Sistemlerin amaçlarına ulaşabilmeleri için düzenli çalışmaları gerekmektedir. Bu düzeni sağlamak sistemin öğelerine ve bu öğelerin bazı özelliklerine bağlıdır. Daha önce yapılan sistem tanımlara göre; sistemin üç temel bileşenini ve sistemin çalışmasına yardımcı olan diğer özellikler şöyle sıralanabilir. Bu özellikler sistem yaklaşımının daha iyi anlaşılmasına yardımcı olacaktır.

-          olayların, nesnelerin karşılıklı ilişkileri ve karşılıklı bağımlılıkları;

-         amaca doğru ilerleyiş;

-         çevre;

-         sınırlar;

-         dengeli durum;

-         değişkenler ve parametreler;

-         entropi (düzensizlik, aksaklık eğilimi);

-         girdi, çıktı ve geri bildirim;

-         şekil değiştirme (dönüşüm);

-         eş sonluluk;

-         hiyerarşi;

-         bütünlük (Marşap, 2000:15; Çapar, 1993:52-53).

Sistemin genel yapısını gösteren  3. şekilde yuvarlaklar, öğeleri; oklar ise öğeler arası ilişkileri göstermektedir. Girdi, sistemin öğeleri arasındaki ilişkileri harekete geçirir ve işlemler dizisini başlatarak, girdinin çıktıya dönüşmesi sağlar bu da faaliyeti yani bir amacı gerçekleştirmeyi göstermektedir.

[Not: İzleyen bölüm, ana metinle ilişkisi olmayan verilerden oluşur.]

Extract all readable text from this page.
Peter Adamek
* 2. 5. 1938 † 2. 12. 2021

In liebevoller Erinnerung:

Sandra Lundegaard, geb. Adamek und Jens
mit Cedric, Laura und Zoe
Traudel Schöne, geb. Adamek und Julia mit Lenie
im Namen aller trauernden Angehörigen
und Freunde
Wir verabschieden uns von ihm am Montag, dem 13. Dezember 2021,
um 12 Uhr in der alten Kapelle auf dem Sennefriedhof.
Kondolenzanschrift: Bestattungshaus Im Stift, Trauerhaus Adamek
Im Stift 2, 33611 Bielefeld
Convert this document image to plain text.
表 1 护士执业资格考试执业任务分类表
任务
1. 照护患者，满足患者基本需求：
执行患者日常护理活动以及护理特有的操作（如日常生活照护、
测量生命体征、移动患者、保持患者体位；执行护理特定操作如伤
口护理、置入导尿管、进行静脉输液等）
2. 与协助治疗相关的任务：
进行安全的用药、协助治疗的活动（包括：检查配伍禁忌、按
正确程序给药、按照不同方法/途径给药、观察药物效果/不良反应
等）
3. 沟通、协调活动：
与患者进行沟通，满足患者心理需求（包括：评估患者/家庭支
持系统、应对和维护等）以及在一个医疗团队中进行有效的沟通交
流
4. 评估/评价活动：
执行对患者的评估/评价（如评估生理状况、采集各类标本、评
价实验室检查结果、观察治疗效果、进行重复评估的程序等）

MUTLAKA OKUYUNUZ :  http://www.pa.edu.tr/APP_DOCUMENTS/D478B2AD-3813-4555-9629-6332F8CF8D33/cms_statik/_dergi/2010/1/5-Makale%20105-123.pdf 

 

Bir önceki derste örgüt kavramlarını anlatmıştık. Her örgüt aynı zamanda bir sistemdir.

nHer örgüt bir sistemdir. Her sistemin de alt sistemleri vardır
nHer örgüt bir çevre içindedir ve örgüt çevreden mutlaka etkilenmektedir

Modern yönetim kuramı klasikler ve neoklasikler gibi sadece ticari örgütleri değil, sosyal örgütleri de yapısında toplayarak bunları analiz eder, yaptırım ve bildirimlerde bulunur.